В ту весну, когда я, служа помощником сторожа при покойниках, познакомился наконец с Конни Иллафельд, большой радости эта встреча мне не доставила. Она уже не знала по-настоящему ни одного языка, безбожно мешала их, и понять ее более или менее мог лишь тот, кто говорил в равной мере на украинском, немецком, румынском, венгерском, и совсем не мешало знать еще русинский и сепешский диалекты. В Добринском лесничестве таких людей было немного, и одним из этих немногих был мой приятель, старший зверовод природоохранной зоны, док Олеинек.

Конни Иллафельд — псевдоним; настоящее имя этой женщины, происходившей из семьи буковинских бояр Илларионов и живущей в бывшем поместье, среди простых крестьян, было — Корнелия Илларион. Пожалуй, можно без особого труда допустить, что кого-то зовут Корнелия Илларион, кого-то другого — Конни Иллафельд; но одновременно два эти имени могла носить только одна женщина.

Вот почему, увидев у писаря на столе папку с красным крестом, на которой значилось имя: Корнелия Илларион, а ниже, в кавычках, обведенное красным, стояло — «Конни Иллафельд», я сразу понял: это — она, почти моя родственница, бывшая возлюбленная моего приемного сына. И после этого места не находил себе — так не терпелось мне собственными глазами увидеть то существо, которое несколько лет назад вскружило бедняге голову.

В то время я, на положении вольнонаемного, работал на добринских горных стрелков, выполняя более или менее важные, но всегда секретные поручения и, кроме того, являясь заместителем окружного эксперта при морге, или, как меня величали, помощником сторожа при покойниках. Покойницкая находилась в сыром, мшистом углу казарменного двора; когда она пустовала и работы у меня не было, я помогал полковнику Титусу Томойоаге в канцелярии. Так как зона со всем, что в ней было живого и неживого, находилась в ведении горных стрелков, полковник вел учет людям, которых присылали в Добрин, и определял на работу вновь прибывших. Но, будучи таким же горным стрелком, как все, медлительным, любящим помечтать, он, с его нежной душой косули, мог часами смотреть в окно, на серые облака, лениво плывущие над черными елями, на порхающих в кустах птиц, и ему доставляло немало труда прочитать даже скупые сопроводительные документы.

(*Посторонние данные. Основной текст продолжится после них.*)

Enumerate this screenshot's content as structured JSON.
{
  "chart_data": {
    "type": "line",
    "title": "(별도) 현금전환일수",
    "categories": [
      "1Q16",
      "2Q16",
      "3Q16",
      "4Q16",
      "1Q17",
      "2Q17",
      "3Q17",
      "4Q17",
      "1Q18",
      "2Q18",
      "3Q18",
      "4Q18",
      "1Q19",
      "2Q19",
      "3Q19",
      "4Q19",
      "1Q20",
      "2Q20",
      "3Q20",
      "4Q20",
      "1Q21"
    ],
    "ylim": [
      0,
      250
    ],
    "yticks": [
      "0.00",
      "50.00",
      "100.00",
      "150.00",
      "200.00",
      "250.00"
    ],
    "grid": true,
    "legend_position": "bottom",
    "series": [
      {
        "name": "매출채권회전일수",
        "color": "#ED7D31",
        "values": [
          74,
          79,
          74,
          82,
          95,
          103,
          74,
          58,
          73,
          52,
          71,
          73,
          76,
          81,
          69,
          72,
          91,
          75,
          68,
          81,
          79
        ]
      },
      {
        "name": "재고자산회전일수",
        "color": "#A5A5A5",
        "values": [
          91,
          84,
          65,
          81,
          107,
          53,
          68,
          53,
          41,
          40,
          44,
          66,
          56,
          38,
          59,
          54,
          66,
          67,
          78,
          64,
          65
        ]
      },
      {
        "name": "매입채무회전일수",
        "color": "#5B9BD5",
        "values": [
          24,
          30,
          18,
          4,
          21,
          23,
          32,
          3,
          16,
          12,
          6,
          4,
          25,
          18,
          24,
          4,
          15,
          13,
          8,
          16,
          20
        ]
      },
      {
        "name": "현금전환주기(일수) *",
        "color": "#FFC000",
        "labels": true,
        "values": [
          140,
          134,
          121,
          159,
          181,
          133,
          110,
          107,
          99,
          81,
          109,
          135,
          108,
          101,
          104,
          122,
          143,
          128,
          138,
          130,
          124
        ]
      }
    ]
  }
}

В тот день через южную гряду гор, через гребни, еще покрытые льдом, перевалил, напоенный густыми, тяжелыми ароматами, первый в этом году теплый ветер. Над рекой плыли цветочные лепестки и пыльца вербных сережек: говорили, у православных наступила пасха. Вместе с весной в Добрин прибыли двое интернированных.

Когда, с идущей кругом от солнцепека, яркого света, цветочной пыльцы головой, я ввалился в мрачное помещение канцелярии и на папке с красным крестом увидел имя Корнелии Илларион, мне сначала подумалось, что я просто перегрелся на солнце. Но там же, на папке, красиво раскрашенный, стоял ее псевдоним; а красный крест, ярким пятном выделяющийся на обложке досье, свидетельствовал о том, что досье поступило к нам из лечебного учреждения «Колония Синистра».

Хотя я всегда считал себя человеком хладнокровным и сдержанным, меня охватило вдруг беспокойство. И, нарушив золотое правило, существующее в таких местах, я попробовал осторожно узнать у полковника Титуса Томойоаги, что ему известно. Как попала сюда эта женщина, кто она, что собой представляет?

— А, ничего не представляет, — бормотал он с сонным видом.

— От желтых она, они ее прислали, вроде как из любезности. А если она тебя так уж интересует, можешь с ней познакомиться, только сначала данные запиши.

Вот такие дела. «Колония Синистра» — место известное, лечебница для душевнобольных. Корпуса ее — это знают и те, кто там никогда не бывал — выкрашены в такой яркий желтый цвет, что светятся ночью. Желтыми у нас звали и тамошних санитаров, администраторов.

— И какие у тебя на нее планы? Ты уже знаешь, куда ее определить? — поинтересовался я.

— В общем, да. Полковник Кока Мавродин-Махмудия пожелала, чтобы эта баба попала прямо к медведям. Правда, она не то чтобы в очень хорошей форме… Ну ничего, док Олеинек сообразит, как с ней быть. Представь, она на разных языках говорит вперемешку, как дурная.

Вот значит как: Кока Мавродин решила направить Конни Иллафельд в медвежье хозяйство… На лице у меня наверняка отразилось, что мне это не совсем безразлично. Полковник Титус Томойоага даже добавил, вроде бы в утешение:

— Сам увидишь, так будет лучше. Док на всех языках запросто говорит, они как-нибудь найдут общий язык.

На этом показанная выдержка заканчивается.